ARQ 531 is well-tolerated through 65 mg QD
Pharmacokinetic data demonstrate a steady-state mean Cmin of above 1 µM in patients receiving ≥45 mg QD. The plasma half-life ranges from 20-30 hours
Pharmacodynamic data at doses above 20-30 mg QD is associated with complete pBTK inhibition and substantial CCL3 suppression
Robust, dose-dependent, anti-tumor activity was observed
ORR of 66% (4 responses in 6 evaluable patients) was observed in heavily pretreated R/R CLL patients, all with the BTK-C481S mutation, from cohort 7
A partial response was observed in the first patient with Richter’s Transformation, who had progressed on ibrutinib and R-CHOP, suggesting that ARQ 531’s distinct MOA is amenable to target this highly unmet medical need
A Follicular Lymphoma patient remains a confirmed PR and has been on therapy approximately two years, providing valuable initial insights into long- term safety as well as durability of response
The poster at EHA (Free EHA Whitepaper) presenting these data entitled, "A Phase 1 Dose Escalation Study of ARQ 531 in Patients with Relapsed or Refractory B-Cell Lymphoid Malignancies," is available on the company’s website at www.arqule.com/publications-presentations/.

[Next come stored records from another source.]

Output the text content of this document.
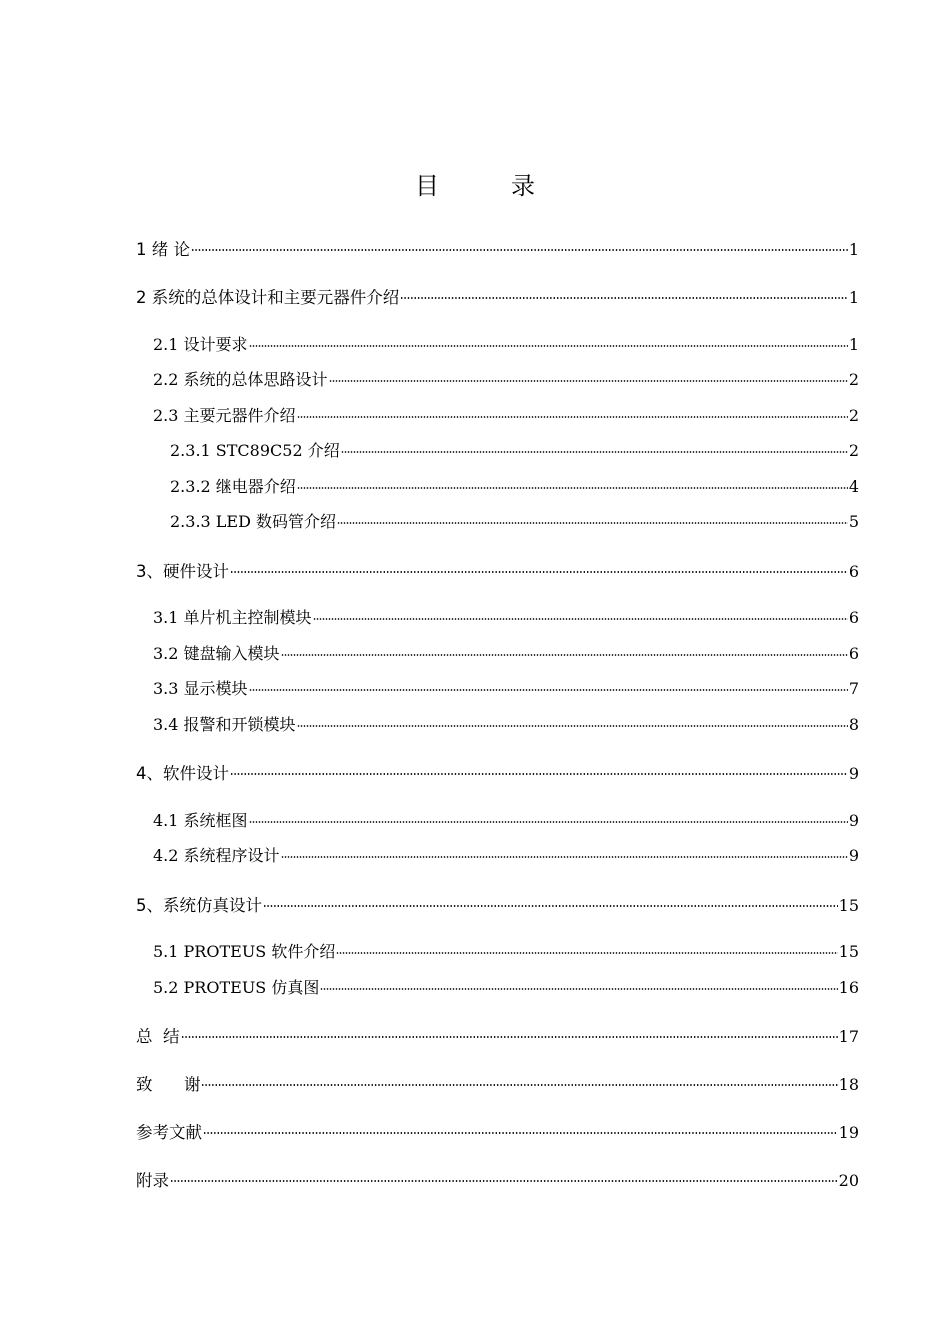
目　录
1 绪 论	1
2 系统的总体设计和主要元器件介绍	1
2.1 设计要求	1
2.2 系统的总体思路设计	2
2.3 主要元器件介绍	2
2.3.1 STC89C52 介绍	2
2.3.2 继电器介绍	4
2.3.3 LED 数码管介绍	5
3、硬件设计	6
3.1 单片机主控制模块	6
3.2 键盘输入模块	6
3.3 显示模块	7
3.4 报警和开锁模块	8
4、软件设计	9
4.1 系统框图	9
4.2 系统程序设计	9
5、系统仿真设计	15
5.1 PROTEUS 软件介绍	15
5.2 PROTEUS 仿真图	16
总  结	17
致      谢	18
参考文献	19
附录	20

ArQule will host a conference call and webcast for investors on Friday, June 14, 2019 at 8:00 a.m. EDT to discuss the ARQ 531 clinical data. The live webcast can be accessed in the "Investors and Media" section of our website, www.arqule.com, under "Events & Presentations" or by clicking here. You may also listen to the call by dialing 1-800-239-9838 within the U.S. or 1-323-794-2551 outside the U.S. and providing conference ID 3110780. A replay will be available two hours after the completion of the call and can be accessed in the "Investors & Media" section of our website, www.arqule.com, under "Events and Presentations."

About BTK and ARQ 531
Bruton’s tyrosine kinase, BTK, is a therapeutic target that has been clinically proven to inhibit B-cell receptor signaling in blood cancers. ARQ 531 is an orally bioavailable, potent and reversible dual inhibitor of both wild type and C481S-mutant BTK. The C481S-mutation is a known resistance mechanism for first generation irreversible BTK inhibitors. ARQ 531 has demonstrated a good safety profile, predictable PK, profound pharmacodynamic effects and emerging signs of dose-proportional clinical activity in phase 1 clinical testing.